AirPods and Fitness: It Doesn't Always Work Out

I've had my AirPods for a few months now and I consider them one of my favorite tech purchases of the last decade. And until recently, they've also been a great set of workout headphones. Unfortunately, I've had to switch to something more robust for my fitness needs as they just aren't cut out for it.

I work out three or four times a week, and I'm generally very sweaty by the end of each session. I wipe down my Apple Watch and AirPods immediately to keep them in the best condition possible. I'll also do this during a workout if I'm the need arises. I spent many years working on the Genius Bar and have seen my fair share of iPods and iPhones that suffered liquid damage from perspiration, so I'm meticulous about keeping my devices dry.

Unfortunately, it wasn't enough. Several weeks ago, I noticed that my right AirPod had stopped charging. I took a closer look and discovered the telltale sign of liquid damage: green corrosion at the base of the AirPod and a scorch mark where it had shorted out. This was almost certainly due to perspiration. Thankfully, Apple replaced the AirPod free of charge, even though liquid damage isn't covered under warranty.

While my AirPods are functioning normally, the left AirPod does have what I suspect is a very small amount of corrosion in the same place, or I'm being paranoid and it's just slight discoloration or dirt. Either way, I'm no longer using them for workouts.

I did briefly consider a return to my old wireless headphones, but Apple's W1 chip has completely spoilt me1, in much the same way that flying first-class makes you never want to fly coach again. I can't, I won't. Instead, I purchased what are the only set of W1-equipped fitness headphones currently available: the Beats Powerbeats3.

Beats Powerbeats3

At $200, they aren't cheap, though I was able to pick up a set at Best Buy for just $130. All things considered, I'm willing to pay a premium for decent wireless headphones that work, rather than suffer through the agony of buying several sets of cheaper, crappier headphones.

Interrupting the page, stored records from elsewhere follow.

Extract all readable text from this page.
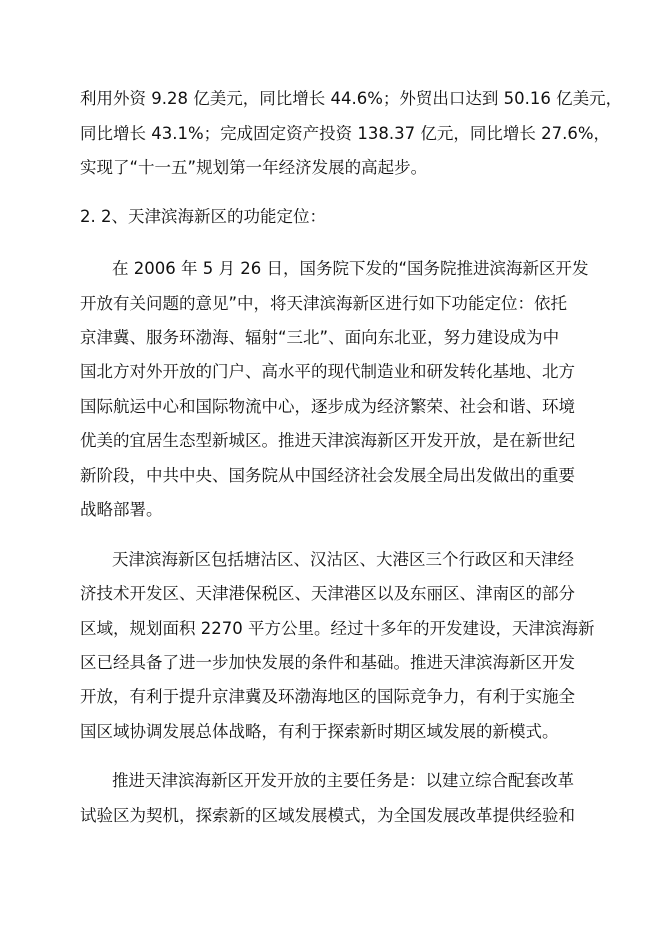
利用外资 9.28 亿美元，同比增长 44.6%；外贸出口达到 50.16 亿美元，
同比增长 43.1%；完成固定资产投资 138.37 亿元，同比增长 27.6%，
实现了“十一五”规划第一年经济发展的高起步。
2. 2、天津滨海新区的功能定位：
在 2006 年 5 月 26 日，国务院下发的“国务院推进滨海新区开发
开放有关问题的意见”中，将天津滨海新区进行如下功能定位：依托
京津冀、服务环渤海、辐射“三北”、面向东北亚，努力建设成为中
国北方对外开放的门户、高水平的现代制造业和研发转化基地、北方
国际航运中心和国际物流中心，逐步成为经济繁荣、社会和谐、环境
优美的宜居生态型新城区。推进天津滨海新区开发开放，是在新世纪
新阶段，中共中央、国务院从中国经济社会发展全局出发做出的重要
战略部署。
天津滨海新区包括塘沽区、汉沽区、大港区三个行政区和天津经
济技术开发区、天津港保税区、天津港区以及东丽区、津南区的部分
区域，规划面积 2270 平方公里。经过十多年的开发建设，天津滨海新
区已经具备了进一步加快发展的条件和基础。推进天津滨海新区开发
开放，有利于提升京津冀及环渤海地区的国际竞争力，有利于实施全
国区域协调发展总体战略，有利于探索新时期区域发展的新模式。
推进天津滨海新区开发开放的主要任务是：以建立综合配套改革
试验区为契机，探索新的区域发展模式，为全国发展改革提供经验和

Pairing the Powerbeats3 is as joyous as the AirPods, and the connection just as reliable, thanks to the magic of the W1 chip. Despite having that renowned bass-heavy Beats sound, the quality and volume is still vastly superior to AirPods.

As they're specifically designed for fitness, they're sweat and water resistant, fit better, and are surprisingly comfortable. The Powerbeats3 stay firmly in place and the ear hooks stop them from falling out. I would always worry that one of my AirPods might fall out, especially if I started to sweat or run along the waterfront, so I'd frequently adjust them during a workout, which often resulted in an accidental double-tap that paused playback. While I do miss the miniature size of the AirPods, the Powerbeats3 are neither bulky nor clumsy.

Finally, I hadn't realized how much I missed having volume and playback controls until I stopped using the AirPods. Using the Apple Watch to change volume or music was never really convenient during a workout.

There are many articles and comments about how AirPods can survive tough workouts, marathon running, and even a trip through the washing machine. While these are impressive examples of what the AirPods can put up with, they aren't long-term tests about repeated use under those conditions. Liquid damage of any kind, like most Apple products, is not covered under warranty (though Apple is pretty lenient nowadays). Anyone who has had experience with liquid-damaged tech can tell you: it's not a question of if it stops working, but when.

If you're using your AirPods for working out, keep them dry and clean. If, like me, you're prone to perspiration and/or have intense workout sessions, you my want to consider an alternative set of headphones, particularly the Powerbeats3, for fitness activities.

  1. I've tried other wireless headphones with my Apple Watch, all of which were far too unreliable. If I wanted to listen to music during a workout, I'd have to take my iPhone as well.